Apakah Tuhan cinta, keadilan atau pengampunan bagi kita?

PENDAHULUAN - - Banyak pria, bahkan di antara orang-orang Kristen, bahkan di antara mereka yang mengaku ateis atau acuh tak acuh, masih takut akan Tuhan hari ini sebagai hakim yang keras dan tak terhindarkan dan, dengan demikian, "otomatis": siap untuk menyerang, cepat atau lambat, para pria yang membuat kesalahan tertentu. Ada banyak orang yang hari ini berpikir, dengan skeptisisme atau kesedihan, bahwa kejahatan tetap terjadi dan bahwa pengampunan, yang diterima dalam pengakuan dosa atau hati nurani, tidak mengubah apa pun, itu adalah kenyamanan yang sederhana, dan jalan keluar untuk diasingkan. Konsep seperti itu menghina Tuhan dan tidak menghormati kecerdasan manusia. Tepat ketika di halaman-halaman Perjanjian Lama Allah, melalui mulut para nabi, mengancam atau menjatuhkan hukuman yang mengerikan, ia juga menyatakan tinggi dan meyakinkan: "Aku adalah Tuhan dan bukan manusia! ... Aku adalah Orang Suci dan aku tidak suka menghancurkan! »(Hos. 11, 9). Dan bahkan ketika dalam Perjanjian Baru, dua rasul percaya bahwa mereka akan menafsirkan reaksi Yesus yang memohon api dari surga di sebuah desa yang menolaknya, Yesus menjawab dengan tegas dan memperingatkan: «Kamu tidak tahu dari mana rohmu. Anak Manusia datang bukan untuk menghilangkan jiwa, tetapi untuk menyelamatkan mereka ». Keadilan Allah ketika ia menghakimi membebaskan, ketika ia menghukum memurnikan dan menyembuhkan, ketika ia mengoreksi ia menyelamatkan, karena keadilan dalam Allah adalah cinta.

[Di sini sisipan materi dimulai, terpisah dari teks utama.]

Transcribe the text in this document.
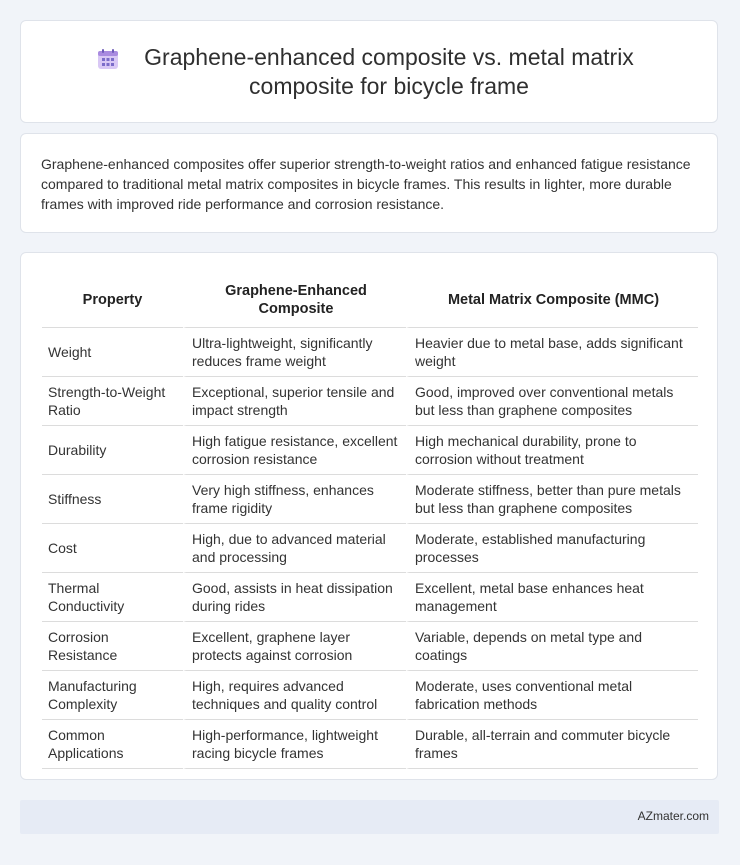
Graphene-enhanced composite vs. metal matrix composite for bicycle frame

Graphene-enhanced composites offer superior strength-to-weight ratios and enhanced fatigue resistance compared to traditional metal matrix composites in bicycle frames. This results in lighter, more durable frames with improved ride performance and corrosion resistance.

Property	Graphene-Enhanced Composite	Metal Matrix Composite (MMC)
Weight	Ultra-lightweight, significantly reduces frame weight	Heavier due to metal base, adds significant weight
Strength-to-Weight Ratio	Exceptional, superior tensile and impact strength	Good, improved over conventional metals but less than graphene composites
Durability	High fatigue resistance, excellent corrosion resistance	High mechanical durability, prone to corrosion without treatment
Stiffness	Very high stiffness, enhances frame rigidity	Moderate stiffness, better than pure metals but less than graphene composites
Cost	High, due to advanced material and processing	Moderate, established manufacturing processes
Thermal Conductivity	Good, assists in heat dissipation during rides	Excellent, metal base enhances heat management
Corrosion Resistance	Excellent, graphene layer protects against corrosion	Variable, depends on metal type and coatings
Manufacturing Complexity	High, requires advanced techniques and quality control	Moderate, uses conventional metal fabrication methods
Common Applications	High-performance, lightweight racing bicycle frames	Durable, all-terrain and commuter bicycle frames
AZmater.com
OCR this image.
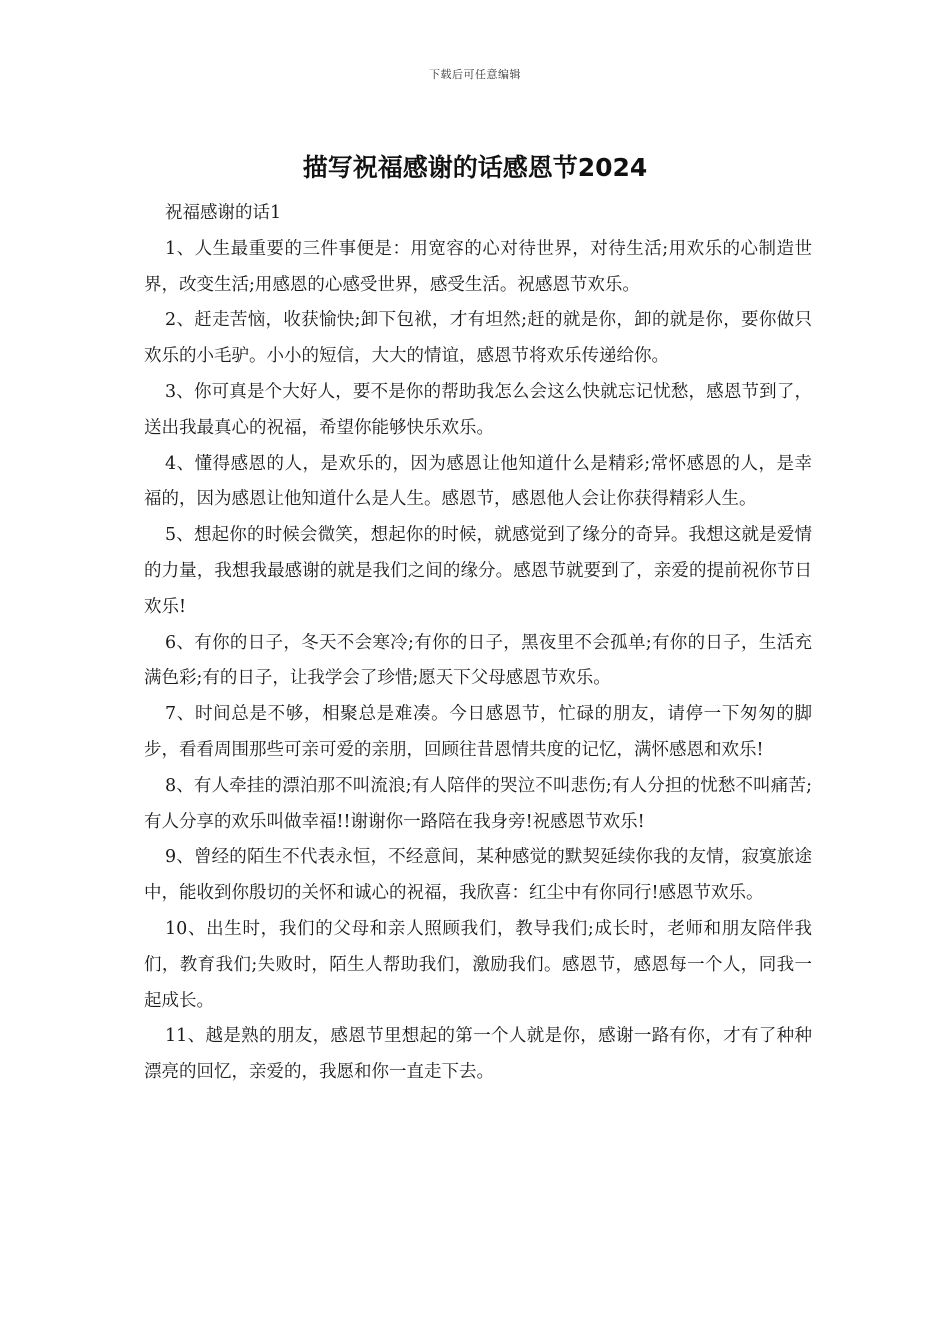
下载后可任意编辑
描写祝福感谢的话感恩节2024

祝福感谢的话1

1、人生最重要的三件事便是：用宽容的心对待世界，对待生活;用欢乐的心制造世界，改变生活;用感恩的心感受世界，感受生活。祝感恩节欢乐。

2、赶走苦恼，收获愉快;卸下包袱，才有坦然;赶的就是你，卸的就是你，要你做只欢乐的小毛驴。小小的短信，大大的情谊，感恩节将欢乐传递给你。

3、你可真是个大好人，要不是你的帮助我怎么会这么快就忘记忧愁，感恩节到了，送出我最真心的祝福，希望你能够快乐欢乐。

4、懂得感恩的人，是欢乐的，因为感恩让他知道什么是精彩;常怀感恩的人，是幸福的，因为感恩让他知道什么是人生。感恩节，感恩他人会让你获得精彩人生。

5、想起你的时候会微笑，想起你的时候，就感觉到了缘分的奇异。我想这就是爱情的力量，我想我最感谢的就是我们之间的缘分。感恩节就要到了，亲爱的提前祝你节日欢乐!

6、有你的日子，冬天不会寒冷;有你的日子，黑夜里不会孤单;有你的日子，生活充满色彩;有的日子，让我学会了珍惜;愿天下父母感恩节欢乐。

7、时间总是不够，相聚总是难凑。今日感恩节，忙碌的朋友，请停一下匆匆的脚步，看看周围那些可亲可爱的亲朋，回顾往昔恩情共度的记忆，满怀感恩和欢乐!

8、有人牵挂的漂泊那不叫流浪;有人陪伴的哭泣不叫悲伤;有人分担的忧愁不叫痛苦;有人分享的欢乐叫做幸福!!谢谢你一路陪在我身旁!祝感恩节欢乐!

9、曾经的陌生不代表永恒，不经意间，某种感觉的默契延续你我的友情，寂寞旅途中，能收到你殷切的关怀和诚心的祝福，我欣喜：红尘中有你同行!感恩节欢乐。

10、出生时，我们的父母和亲人照顾我们，教导我们;成长时，老师和朋友陪伴我们，教育我们;失败时，陌生人帮助我们，激励我们。感恩节，感恩每一个人，同我一起成长。

11、越是熟的朋友，感恩节里想起的第一个人就是你，感谢一路有你，才有了种种漂亮的回忆，亲爱的，我愿和你一直走下去。
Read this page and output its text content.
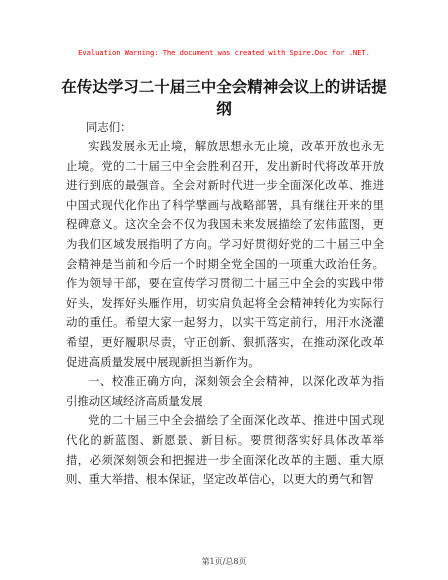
Evaluation Warning: The document was created with Spire.Doc for .NET.
在传达学习二十届三中全会精神会议上的讲话提纲

同志们：

实践发展永无止境，解放思想永无止境，改革开放也永无止境。党的二十届三中全会胜利召开，发出新时代将改革开放进行到底的最强音。全会对新时代进一步全面深化改革、推进中国式现代化作出了科学擘画与战略部署，具有继往开来的里程碑意义。这次全会不仅为我国未来发展描绘了宏伟蓝图，更为我们区域发展指明了方向。学习好贯彻好党的二十届三中全会精神是当前和今后一个时期全党全国的一项重大政治任务。作为领导干部，要在宣传学习贯彻二十届三中全会的实践中带好头，发挥好头雁作用，切实肩负起将全会精神转化为实际行动的重任。希望大家一起努力，以实干笃定前行，用汗水浇灌希望，更好履职尽责，守正创新、狠抓落实，在推动深化改革促进高质量发展中展现新担当新作为。

一、校准正确方向，深刻领会全会精神，以深化改革为指引推动区域经济高质量发展

党的二十届三中全会描绘了全面深化改革、推进中国式现代化的新蓝图、新愿景、新目标。要贯彻落实好具体改革举措，必须深刻领会和把握进一步全面深化改革的主题、重大原则、重大举措、根本保证，坚定改革信心，以更大的勇气和智

第1页/总8页
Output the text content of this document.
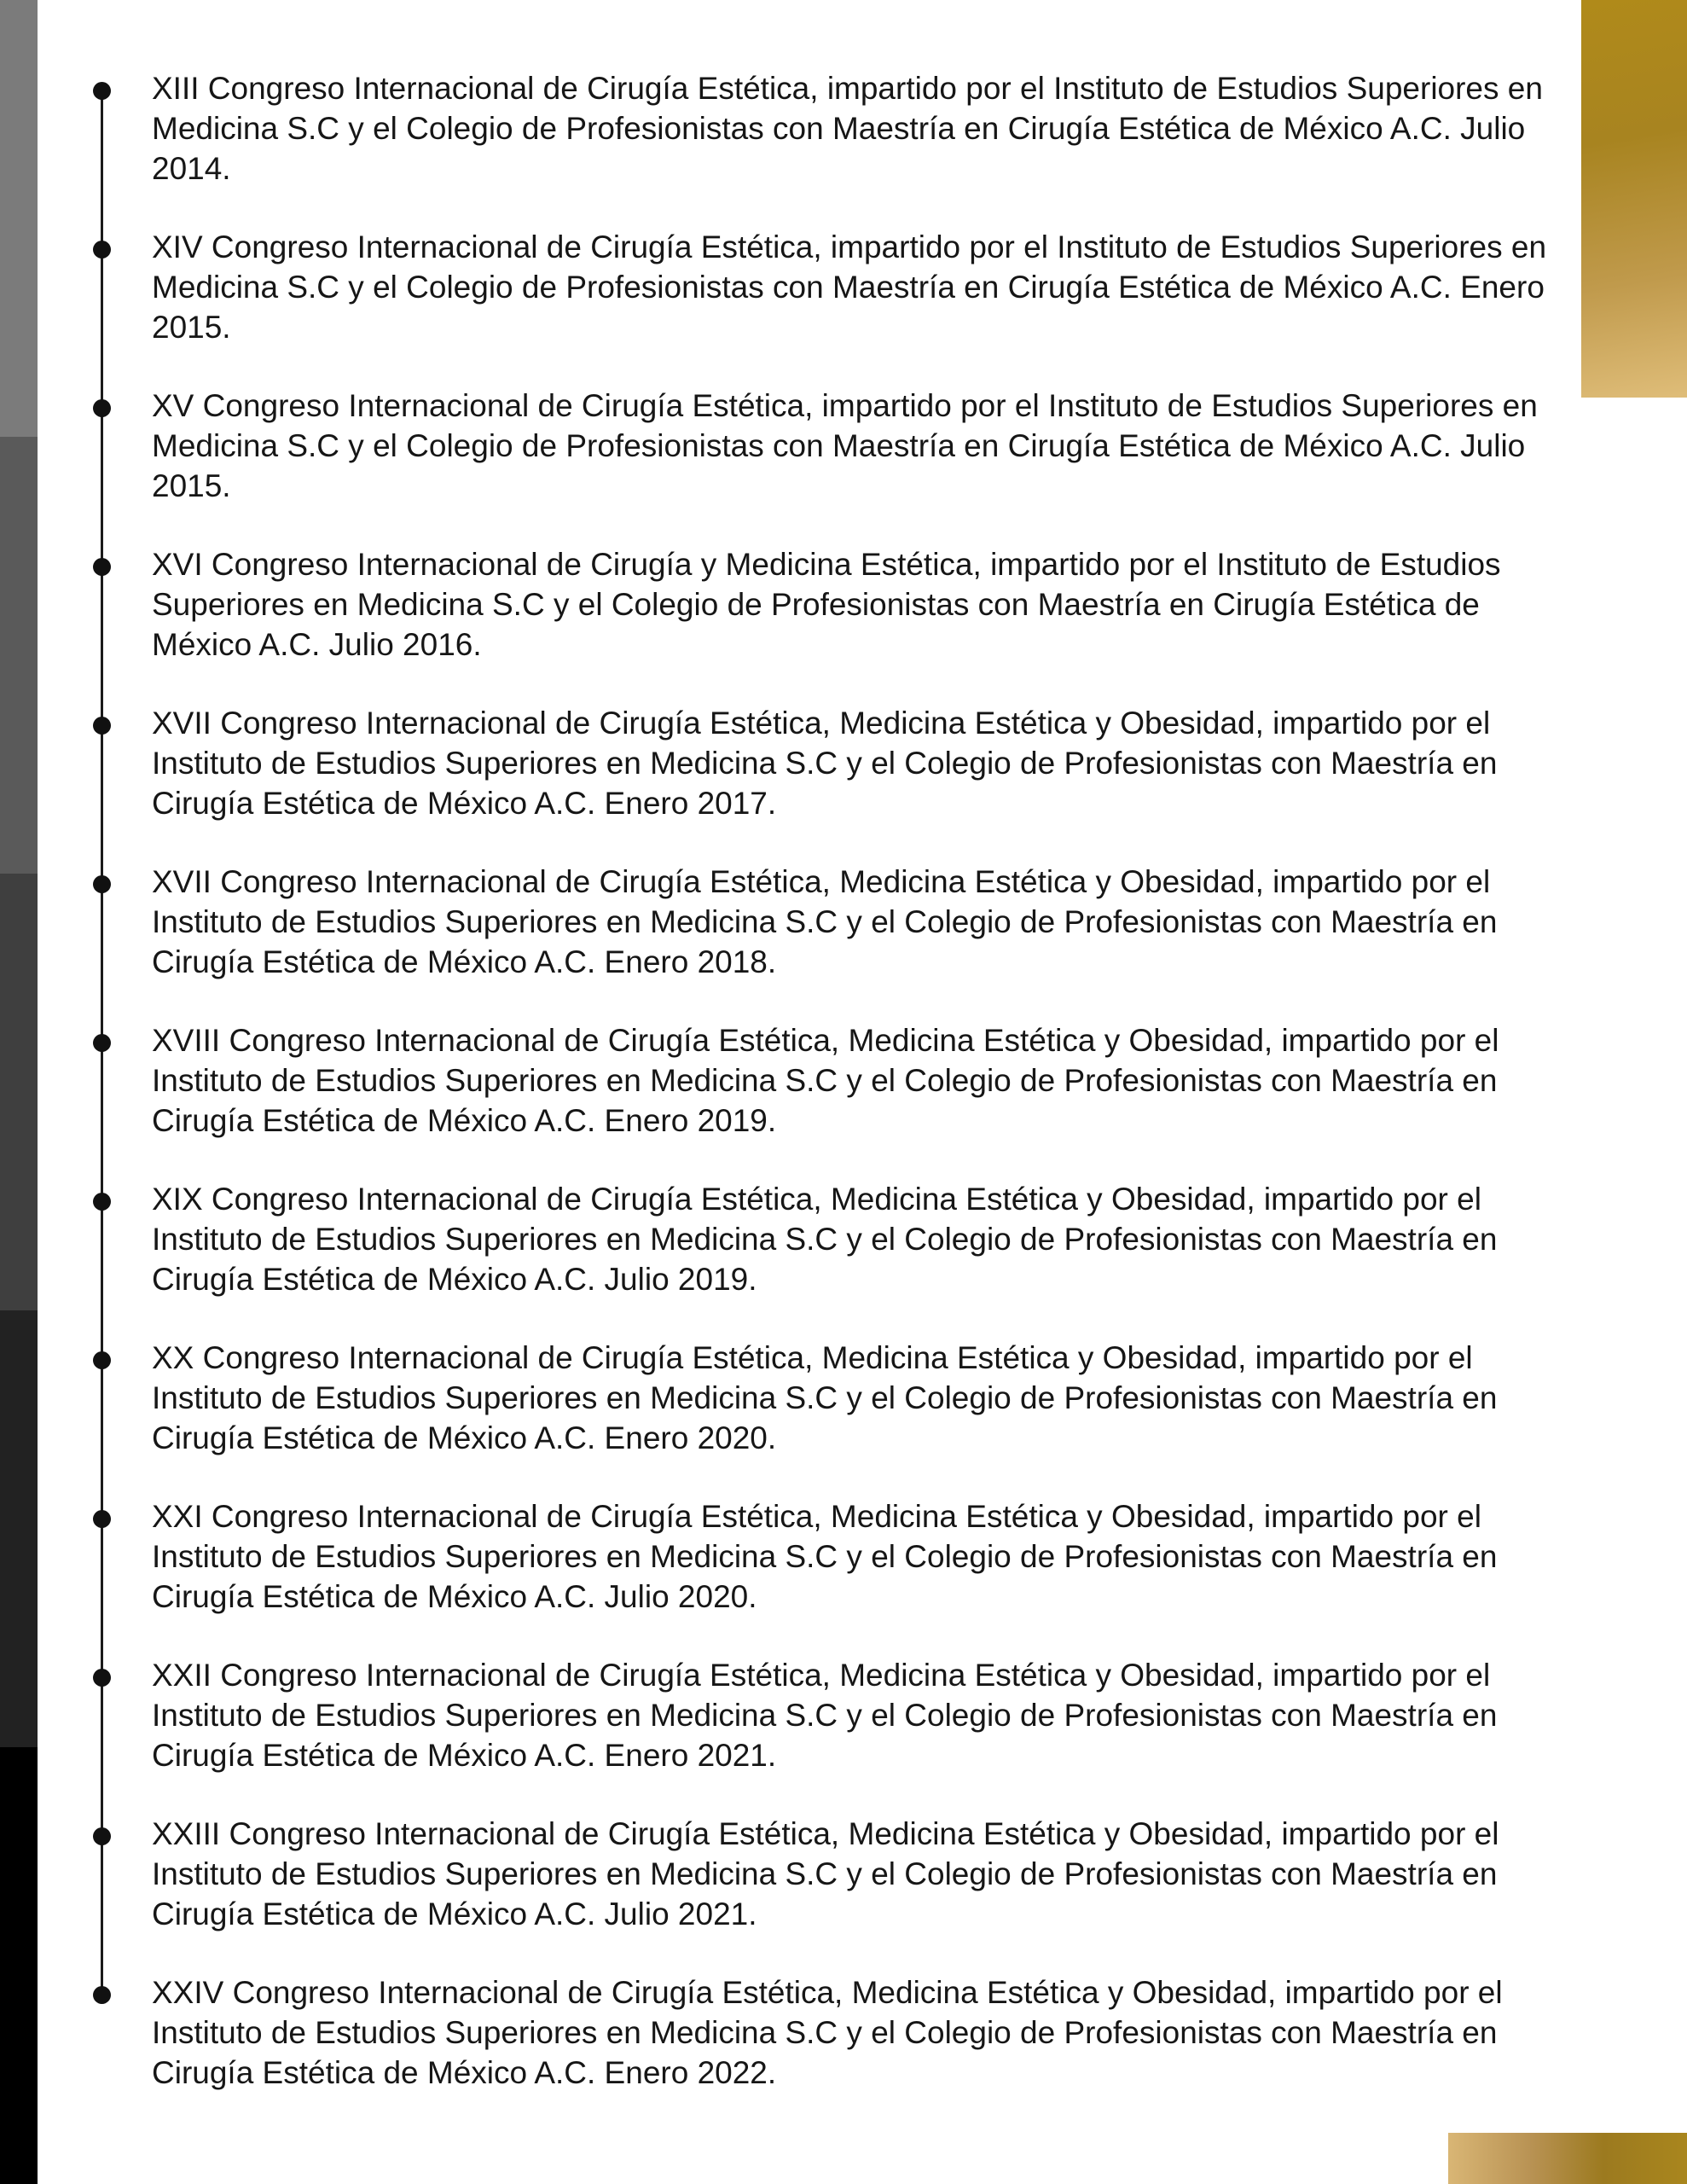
XIII Congreso Internacional de Cirugía Estética, impartido por el Instituto de Estudios Superiores en Medicina S.C y el Colegio de Profesionistas con Maestría en Cirugía Estética de México A.C. Julio 2014.
XIV Congreso Internacional de Cirugía Estética, impartido por el Instituto de Estudios Superiores en Medicina S.C y el Colegio de Profesionistas con Maestría en Cirugía Estética de México A.C. Enero 2015.
XV Congreso Internacional de Cirugía Estética, impartido por el Instituto de Estudios Superiores en Medicina S.C y el Colegio de Profesionistas con Maestría en Cirugía Estética de México A.C. Julio 2015.
XVI Congreso Internacional de Cirugía y Medicina Estética, impartido por el Instituto de Estudios Superiores en Medicina S.C y el Colegio de Profesionistas con Maestría en Cirugía Estética de México A.C. Julio 2016.
XVII Congreso Internacional de Cirugía Estética, Medicina Estética y Obesidad, impartido por el Instituto de Estudios Superiores en Medicina S.C y el Colegio de Profesionistas con Maestría en Cirugía Estética de México A.C. Enero 2017.
XVII Congreso Internacional de Cirugía Estética, Medicina Estética y Obesidad, impartido por el Instituto de Estudios Superiores en Medicina S.C y el Colegio de Profesionistas con Maestría en Cirugía Estética de México A.C. Enero 2018.
XVIII Congreso Internacional de Cirugía Estética, Medicina Estética y Obesidad, impartido por el Instituto de Estudios Superiores en Medicina S.C y el Colegio de Profesionistas con Maestría en Cirugía Estética de México A.C. Enero 2019.
XIX Congreso Internacional de Cirugía Estética, Medicina Estética y Obesidad, impartido por el Instituto de Estudios Superiores en Medicina S.C y el Colegio de Profesionistas con Maestría en Cirugía Estética de México A.C. Julio 2019.
XX Congreso Internacional de Cirugía Estética, Medicina Estética y Obesidad, impartido por el Instituto de Estudios Superiores en Medicina S.C y el Colegio de Profesionistas con Maestría en Cirugía Estética de México A.C. Enero 2020.
XXI Congreso Internacional de Cirugía Estética, Medicina Estética y Obesidad, impartido por el Instituto de Estudios Superiores en Medicina S.C y el Colegio de Profesionistas con Maestría en Cirugía Estética de México A.C. Julio 2020.
XXII Congreso Internacional de Cirugía Estética, Medicina Estética y Obesidad, impartido por el Instituto de Estudios Superiores en Medicina S.C y el Colegio de Profesionistas con Maestría en Cirugía Estética de México A.C. Enero 2021.
XXIII Congreso Internacional de Cirugía Estética, Medicina Estética y Obesidad, impartido por el Instituto de Estudios Superiores en Medicina S.C y el Colegio de Profesionistas con Maestría en Cirugía Estética de México A.C. Julio 2021.
XXIV Congreso Internacional de Cirugía Estética, Medicina Estética y Obesidad, impartido por el Instituto de Estudios Superiores en Medicina S.C y el Colegio de Profesionistas con Maestría en Cirugía Estética de México A.C. Enero 2022.
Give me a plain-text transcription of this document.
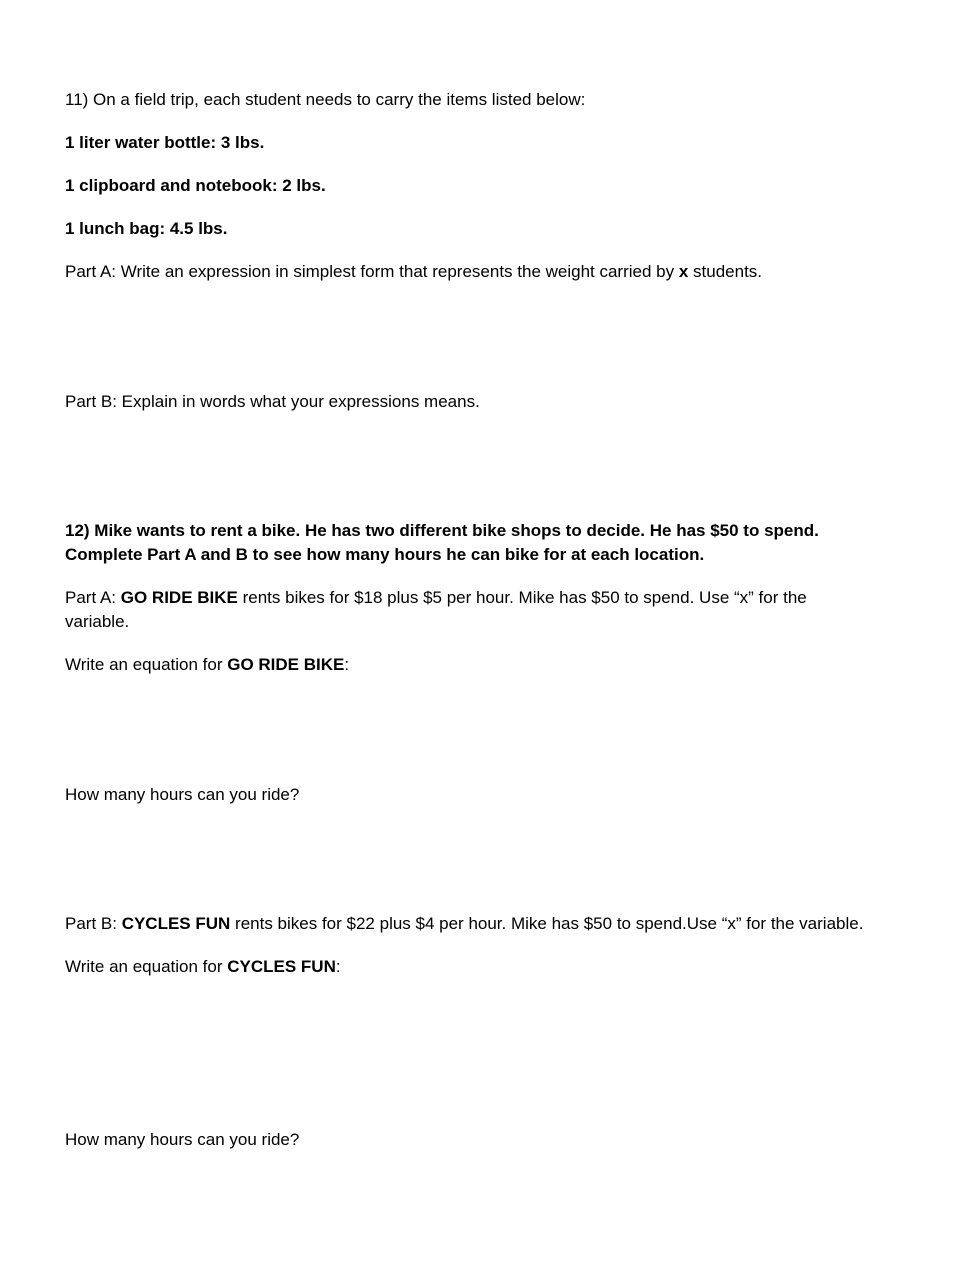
11) On a field trip, each student needs to carry the items listed below:
1 liter water bottle: 3 lbs.
1 clipboard and notebook: 2 lbs.
1 lunch bag: 4.5 lbs.
Part A: Write an expression in simplest form that represents the weight carried by x students.
Part B: Explain in words what your expressions means.
12) Mike wants to rent a bike. He has two different bike shops to decide. He has $50 to spend.
Complete Part A and B to see how many hours he can bike for at each location.
Part A: GO RIDE BIKE rents bikes for $18 plus $5 per hour. Mike has $50 to spend. Use “x” for the
variable.
Write an equation for GO RIDE BIKE:
How many hours can you ride?
Part B: CYCLES FUN rents bikes for $22 plus $4 per hour. Mike has $50 to spend.Use “x” for the variable.
Write an equation for CYCLES FUN:
How many hours can you ride?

MEDITASI ALKITAB - Firman Tuhan ditujukan kepada Yunus untuk kedua kalinya, dengan mengatakan: “Bangun dan pergi ke Niníve, kota besar, dan umumkan kepada mereka apa yang akan saya katakan kepada Anda». Yunus bangkit dan pergi ke Niniwe ... dan berkhotbah, mengatakan: "Empat puluh hari lagi dan Niniwe akan dihancurkan." Warga Niniwe percaya pada Tuhan dan membuang puasa dan membungkus cilice dari yang terbesar hingga yang terkecil di antara mereka. (...) Kemudian sebuah dekrit diumumkan di Nineveh: «... setiap orang harus bertobat dari kelakuannya yang fasik dan dari kejahatan yang ada di tangannya. Siapa tahu? mungkin Tuhan bisa berubah dan bertobat, mengalihkan semangat amarahnya dan tidak membuat kita binasa ». Dan Tuhan melihat pekerjaan mereka ... dia bertobat dari kejahatan yang dia katakan lakukan dan tidak melakukannya. Tapi ini adalah kesedihan yang sangat besar bagi Jonah dan dia marah ... Jonah meninggalkan kota ... dia berlindung dari cabang-cabang dan pergi di bawah naungan, menunggu untuk melihat apa yang akan terjadi di kota. Dan Tuhan Allah membuat tanaman jarak tumbuh ... untuk menaungi kepala Yunus. Dan Jonah merasakan kegembiraan yang besar untuk kastor itu. Tetapi hari berikutnya ... Tuhan mengirim seekor cacing untuk mengunyah kastor dan mengering. Dan ketika matahari terbit ... matahari mengenai kepala Yunus yang merasa dirinya gagal dan meminta untuk mati. Dan Tuhan bertanya kepada Jonah: «Apakah kamu merasa sangat marah di pabrik jarak? (...) Anda merasakan belas kasihan terhadap tanaman jarak yang belum pernah Anda lelahkan sama sekali ... dan saya seharusnya tidak merasa kasihan pada Nineveh di mana lebih dari seratus dua puluh ribu manusia tidak dapat membedakan antara tangan kanan dan tangan kiri? »(Jon. 3, 3-10 / 4, 1-11)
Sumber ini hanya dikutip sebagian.